San Francisco-based cryptocurrency exchange Kraken is close to launching its own bank in the U.S., weeks after paying $30 million to settle an SEC claim for offering unregistered securities. It is said that
Kraken has already received approval from US state regulators to launch a crypto bank under the SPDI Charter. He applied for bank authorization under the Wyoming Special Purpose Depository Institutions Act.
The SPDI Banking Charter will allow Kraken to operate an independent bank that reduces its reliance on third party financial institutions and allows exchanges to provide deposit taking, custody and custody services for digital assets.
“Kraken Bank is well on its way to launching soon. We’ll paste it,” Marco Santori, Kraken’s chief legal officer, told The Block.
As part of the settlement agreement, Kraken has closed its U.S. crypto staking operations. According to Santori, it was only a small portion of the exchange’s revenue. However, the SEC claims Kraken holds more than $2.7 billion of his assets for U.S. clients and generates about $147 million in revenue.
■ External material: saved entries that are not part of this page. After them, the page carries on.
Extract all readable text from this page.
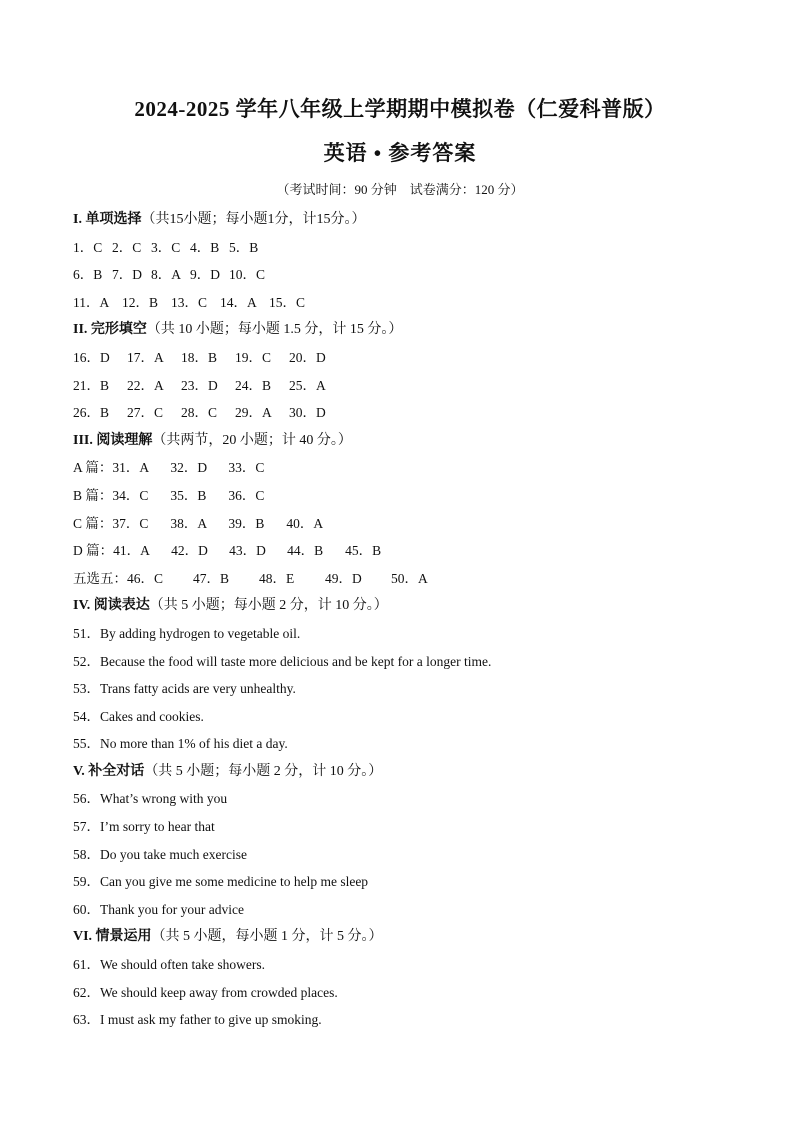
2024-2025 学年八年级上学期期中模拟卷（仁爱科普版）
英语 • 参考答案
（考试时间：90 分钟　试卷满分：120 分）
I. 单项选择（共15小题；每小题1分，计15分。）
1．C 2．C 3．C 4．B 5．B
6．B 7．D 8．A 9．D 10．C
11．A 12．B 13．C 14．A 15．C
II. 完形填空（共 10 小题；每小题 1.5 分，计 15 分。）
16．D 17．A 18．B 19．C 20．D
21．B 22．A 23．D 24．B 25．A
26．B 27．C 28．C 29．A 30．D
III. 阅读理解（共两节，20 小题；计 40 分。）
A 篇：31．A 32．D 33．C
B 篇：34．C 35．B 36．C
C 篇：37．C 38．A 39．B 40．A
D 篇：41．A 42．D 43．D 44．B 45．B
五选五：46．C 47．B 48．E 49．D 50．A
IV. 阅读表达（共 5 小题；每小题 2 分，计 10 分。）
51．By adding hydrogen to vegetable oil.
52．Because the food will taste more delicious and be kept for a longer time.
53．Trans fatty acids are very unhealthy.
54．Cakes and cookies.
55．No more than 1% of his diet a day.
V. 补全对话（共 5 小题；每小题 2 分，计 10 分。）
56．What’s wrong with you
57．I’m sorry to hear that
58．Do you take much exercise
59．Can you give me some medicine to help me sleep
60．Thank you for your advice
VI. 情景运用（共 5 小题，每小题 1 分，计 5 分。）
61．We should often take showers.
62．We should keep away from crowded places.
63．I must ask my father to give up smoking.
Additionally, Kraken was fined $362,158 in November to settle civil liability for apparent violations of US sanctions against countries like Iran. Authorities have investigated Kraken’s dealings with Iranian users since 2019. Additionally, the company did not notify OFAC of these transactions and did not voluntarily disclose any violations of U.S. sanctions.
“This shows that we are in a very unfortunate situation here on the mainland. We have a regulatory environment that forces us to do so,” he added.
Stablecoin issuer Circle is also in talks with U.S. regulators and aims to become the fourth crypto-native company to win the Federal Trust Charter through the Office of the Comptroller of the Currency (OCC). .
Circle hopes to act as a compliant bridge to the US dollar payment system and its stablecoin USDC. However, you must comply with all federal and state laws, including “know your customer,” anti-money laundering, and related regulations. It also complies with SPDI and digital asset laws, including requirements to secure 100% of fiat deposits and meet consumer protection standards.